Chapter four (the last chapter) of Proclaiming Jesus is about proclaiming the gospel weekly through The Lord’s Supper. After talking about some reasons why Communion is undervalued, and why we (at IDC) take the bread and cup weekly, I close with the following story about a faithful missionary serving the Supper for the first time to an unreached people. I love this picture.
Serving Communion to Former Cannibals
John G. Paton (1824-1907) met opposition when he decided to take the gospel to the peoples of the New Hebrides islands. He had experienced ten fruitful years of ministry in Glasgow, but was prepared to leave it all for the mission of Christ. One man objected saying, “The cannibals! You will be eaten by cannibals!” He wasn’t joking. About twenty years earlier two missionaries went and were cannibalized (Piper, “You Will Be Eaten by Cannibals”). He responded to this man’s protest saying:
Mr. Dickson, you are advanced in years now, and your own prospect is soon to be laid in the grave, there to be eaten by worms; I confess to you, that if I can but live and die serving and honoring the Lord Jesus, it will make no difference to me whether I am eaten by Cannibals or by worms; and in the Great Day my resurrection body will arise as fair as yours in the likeness of our risen Redeemer. (Ibid.)
The old Gentlemen, left the room, raising his hands saying, “After this I have nothing more to say” (Ibid.). They offered incentives to stay but he denied. His people grieved when he decided to depart. He said, “The opposition was so strong from nearly all, and many of them warm Christian friends, that I was sorely tempted to question whether I was carrying out the Divine will, or only some headstrong wish of my own (Ibid.). Paton believed God was leading him to this mission field, and so he went.

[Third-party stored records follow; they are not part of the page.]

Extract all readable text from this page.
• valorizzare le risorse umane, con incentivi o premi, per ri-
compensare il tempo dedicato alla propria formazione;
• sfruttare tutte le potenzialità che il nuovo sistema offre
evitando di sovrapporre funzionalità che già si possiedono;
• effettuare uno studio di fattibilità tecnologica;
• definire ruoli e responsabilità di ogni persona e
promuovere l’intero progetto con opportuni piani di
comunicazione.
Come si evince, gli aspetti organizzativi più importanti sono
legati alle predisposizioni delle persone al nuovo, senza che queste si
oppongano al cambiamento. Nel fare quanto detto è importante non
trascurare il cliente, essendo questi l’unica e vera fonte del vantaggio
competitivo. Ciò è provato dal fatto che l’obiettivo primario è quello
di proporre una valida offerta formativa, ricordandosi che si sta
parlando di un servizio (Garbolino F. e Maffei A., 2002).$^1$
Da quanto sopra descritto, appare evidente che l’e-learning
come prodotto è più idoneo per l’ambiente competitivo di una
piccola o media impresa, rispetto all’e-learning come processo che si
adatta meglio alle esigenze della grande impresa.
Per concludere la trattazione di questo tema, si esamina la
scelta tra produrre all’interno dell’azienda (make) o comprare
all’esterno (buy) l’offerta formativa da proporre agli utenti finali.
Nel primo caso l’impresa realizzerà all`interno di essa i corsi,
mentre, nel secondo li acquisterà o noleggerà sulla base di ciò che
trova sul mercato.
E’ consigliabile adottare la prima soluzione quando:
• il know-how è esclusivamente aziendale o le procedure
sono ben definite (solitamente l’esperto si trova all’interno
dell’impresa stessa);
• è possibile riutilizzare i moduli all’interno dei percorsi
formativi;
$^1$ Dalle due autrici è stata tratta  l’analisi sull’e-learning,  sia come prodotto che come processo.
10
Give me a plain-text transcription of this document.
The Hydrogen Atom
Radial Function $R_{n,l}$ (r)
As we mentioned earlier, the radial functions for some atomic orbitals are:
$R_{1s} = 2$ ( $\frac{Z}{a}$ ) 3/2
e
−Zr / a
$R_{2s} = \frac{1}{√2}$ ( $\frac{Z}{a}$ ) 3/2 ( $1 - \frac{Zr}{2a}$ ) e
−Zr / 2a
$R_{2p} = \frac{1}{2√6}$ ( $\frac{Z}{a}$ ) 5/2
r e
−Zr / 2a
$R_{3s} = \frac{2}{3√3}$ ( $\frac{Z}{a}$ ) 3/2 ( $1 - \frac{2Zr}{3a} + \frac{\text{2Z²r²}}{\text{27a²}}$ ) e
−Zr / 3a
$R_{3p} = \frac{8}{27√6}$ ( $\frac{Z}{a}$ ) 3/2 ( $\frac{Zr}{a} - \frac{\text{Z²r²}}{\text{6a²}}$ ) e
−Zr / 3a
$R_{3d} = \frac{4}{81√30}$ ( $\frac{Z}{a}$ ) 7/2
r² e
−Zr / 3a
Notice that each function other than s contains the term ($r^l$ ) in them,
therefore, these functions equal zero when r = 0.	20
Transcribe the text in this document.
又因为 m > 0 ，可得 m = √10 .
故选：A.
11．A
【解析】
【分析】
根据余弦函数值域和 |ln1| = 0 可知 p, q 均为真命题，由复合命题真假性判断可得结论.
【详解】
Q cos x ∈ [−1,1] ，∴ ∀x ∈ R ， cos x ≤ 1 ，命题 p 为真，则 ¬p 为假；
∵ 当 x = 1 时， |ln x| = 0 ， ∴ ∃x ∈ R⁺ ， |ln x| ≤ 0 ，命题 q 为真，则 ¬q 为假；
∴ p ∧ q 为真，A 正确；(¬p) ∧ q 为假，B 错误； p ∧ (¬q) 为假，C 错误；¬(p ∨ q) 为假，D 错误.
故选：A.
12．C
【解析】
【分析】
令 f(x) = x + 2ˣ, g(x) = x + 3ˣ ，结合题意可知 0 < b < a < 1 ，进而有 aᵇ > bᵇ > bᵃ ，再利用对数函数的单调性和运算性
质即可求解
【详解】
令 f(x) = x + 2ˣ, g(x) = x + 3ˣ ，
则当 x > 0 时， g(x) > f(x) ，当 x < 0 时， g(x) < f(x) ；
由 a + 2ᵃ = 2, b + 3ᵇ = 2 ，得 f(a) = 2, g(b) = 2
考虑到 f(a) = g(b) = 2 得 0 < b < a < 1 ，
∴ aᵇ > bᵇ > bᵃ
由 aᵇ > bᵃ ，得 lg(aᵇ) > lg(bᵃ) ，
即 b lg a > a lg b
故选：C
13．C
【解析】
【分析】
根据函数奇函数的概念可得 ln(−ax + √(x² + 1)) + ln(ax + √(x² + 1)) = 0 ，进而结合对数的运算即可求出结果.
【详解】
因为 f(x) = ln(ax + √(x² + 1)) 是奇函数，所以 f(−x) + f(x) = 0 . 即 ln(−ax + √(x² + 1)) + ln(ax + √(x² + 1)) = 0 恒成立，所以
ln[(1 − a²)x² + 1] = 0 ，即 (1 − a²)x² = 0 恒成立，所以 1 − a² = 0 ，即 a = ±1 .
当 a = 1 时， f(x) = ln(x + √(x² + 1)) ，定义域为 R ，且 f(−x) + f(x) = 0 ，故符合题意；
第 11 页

After many trials and difficult seasons, Paton reported the unspeakable joy he experienced later when he served the first Communion to a group of new believers at Aniwa (where eventually many came to know Christ). He said:
For years we had toiled and prayed and taught for this. At the moment when I put the bread and wine into those dark hands, once stained with the blood of cannibalism but now stretched out to receive and partake the emblems and seals of the Redeemer’s love, I had a foretaste of the joy of glory that well-nigh broke my heart to pieces. I shall never taste a deeper bliss till I gaze on the glorified face of Jesus himself
(Paton, John G. Paton, Ch. LXXIII).
Every time I read this story, I well up with tears. What a powerful picture. This story also reminds me of my friends who are laboring among an unengaged people group right now. To their knowledge, this large number of people has no Christians. No church has ever been planted among this people group. Because of this, we’re praying for converts, and for a new church to be planted. I pray for the day in which my friends can serve the bread and the cup to a group of new believers! I pray for the day in which my missionary friends know the joy that Paton shared, as they tell these new believers:
For I received from the Lord what I also delivered to you, that the Lord Jesus on the night when he was betrayed took bread, and when he had given thanks, he broke it, and said, “This is my body which is for you. Do this in remembrance of me.” In the same way also he took the cup, after supper, saying, “This cup is the new covenant in my blood. Do this, as often as you drink it, in remembrance of me.” For as often as you eat this bread and drink the cup, you proclaim the Lord’s death until he comes.
1 Corinthians 11:23-26, ESV
Let’s proclaim Jesus until he comes.